Now you are drunk at last. And that disgrace 
You sought in oblivious dives you have 
At last, in the dissolution of the grave.

V

I have lived with you the hour of your humiliation. 
I have seen you turn upon the others in the night 
And of sad self-loathing 
Concealing nothing 
Heard you cry: I am lost.
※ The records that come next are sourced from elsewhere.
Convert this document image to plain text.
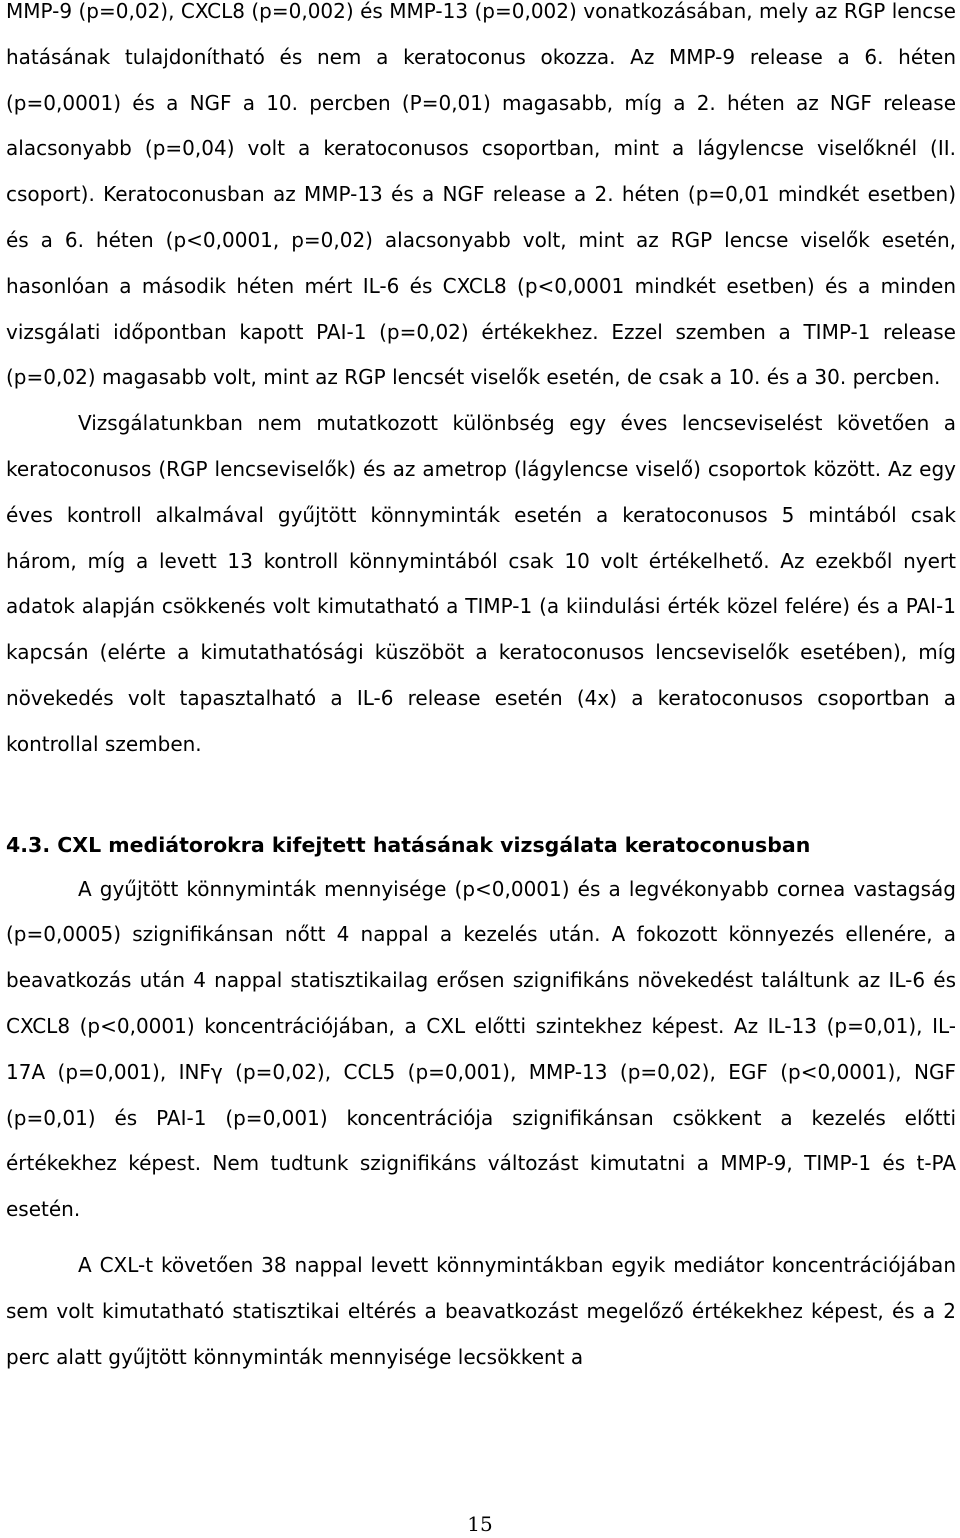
MMP-9 (p=0,02), CXCL8 (p=0,002) és MMP-13 (p=0,002) vonatkozásában, mely az RGP lencse hatásának tulajdonítható és nem a keratoconus okozza. Az MMP-9 release a 6. héten (p=0,0001) és a NGF a 10. percben (P=0,01) magasabb, míg a 2. héten az NGF release alacsonyabb (p=0,04) volt a keratoconusos csoportban, mint a lágylencse viselőknél (II. csoport). Keratoconusban az MMP-13 és a NGF release a 2. héten (p=0,01 mindkét esetben) és a 6. héten (p<0,0001, p=0,02) alacsonyabb volt, mint az RGP lencse viselők esetén, hasonlóan a második héten mért IL-6 és CXCL8 (p<0,0001 mindkét esetben) és a minden vizsgálati időpontban kapott PAI-1 (p=0,02) értékekhez. Ezzel szemben a TIMP-1 release (p=0,02) magasabb volt, mint az RGP lencsét viselők esetén, de csak a 10. és a 30. percben.

Vizsgálatunkban nem mutatkozott különbség egy éves lencseviselést követően a keratoconusos (RGP lencseviselők) és az ametrop (lágylencse viselő) csoportok között. Az egy éves kontroll alkalmával gyűjtött könnyminták esetén a keratoconusos 5 mintából csak három, míg a levett 13 kontroll könnymintából csak 10 volt értékelhető. Az ezekből nyert adatok alapján csökkenés volt kimutatható a TIMP-1 (a kiindulási érték közel felére) és a PAI-1 kapcsán (elérte a kimutathatósági küszöböt a keratoconusos lencseviselők esetében), míg növekedés volt tapasztalható a IL-6 release esetén (4x) a keratoconusos csoportban a kontrollal szemben.

4.3. CXL mediátorokra kifejtett hatásának vizsgálata keratoconusban

A gyűjtött könnyminták mennyisége (p<0,0001) és a legvékonyabb cornea vastagság (p=0,0005) szignifikánsan nőtt 4 nappal a kezelés után. A fokozott könnyezés ellenére, a beavatkozás után 4 nappal statisztikailag erősen szignifikáns növekedést találtunk az IL-6 és CXCL8 (p<0,0001) koncentrációjában, a CXL előtti szintekhez képest. Az IL-13 (p=0,01), IL-17A (p=0,001), INFγ (p=0,02), CCL5 (p=0,001), MMP-13 (p=0,02), EGF (p<0,0001), NGF (p=0,01) és PAI-1 (p=0,001) koncentrációja szignifikánsan csökkent a kezelés előtti értékekhez képest. Nem tudtunk szignifikáns változást kimutatni a MMP-9, TIMP-1 és t-PA esetén.

A CXL-t követően 38 nappal levett könnymintákban egyik mediátor koncentrációjában sem volt kimutatható statisztikai eltérés a beavatkozást megelőző értékekhez képest, és a 2 perc alatt gyűjtött könnyminták mennyisége lecsökkent a

15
But you are lower! 
And you had that right. 
The damned do not so own to their damnation.

I have lived with you some hours of the night, 
The late hour 
When the lights lower, 
The later hour 
When the lights go out,

When the dissipation of the night is past,

Hour of the outcast and the outworn whore, 
That is past three and not yet four—

When the old blackmailer waits beyond the door 
And from the gutter with unpitying hands 
Demands the same sad guiltiness as before,

The hour of utter destitution 
When the soul knows the horror of its loss 
And knows the world too poor 
For restitution,

          Past three o’clock 
And not yet four— 
          When not pity, pride, 
Or being brave, 
Fortune, friendship, forgetfulness of drudgery 
Or of drug avails, for all has been tried, 
And nothing avails to save 
The soul from recognition of its night.

The hour of death is always four o’clock. 
It is always four o’clock in the grave.

VI

Having heard the bare word that you had died, 
All day I have lingered in this lofty room, 
Locked in the light of sea and cloud, 
And thought, at cost of sea-hours, to illume 
The hours that you and I have known, 
Hours death does not condemn, nor love condone.

And I have seen the sea-light set the tide 
In salt succession toward the sullen shore 
And while the waves lost on the losing sand 
Seen shores receding and the sands succumb.

The waste retreats; glimmering shores retrieve 
Unproportioned plunges; the dunes restore 
Drowned confines to the disputed kingdom— 
Desolate mastery, since the dark has come.

The dark has come. I cannot pluck you bays, 
Though here the bay grows wild. For fugitive 
As surpassed fame, the leaves this sea-wind frays. 
Why should I promise what I cannot give?

I cannot animate with breath 
Syllables in the open mouth of death. 
Dark, dark. The shore here has a habit of light. 
O dark! I leave you to oblivious night!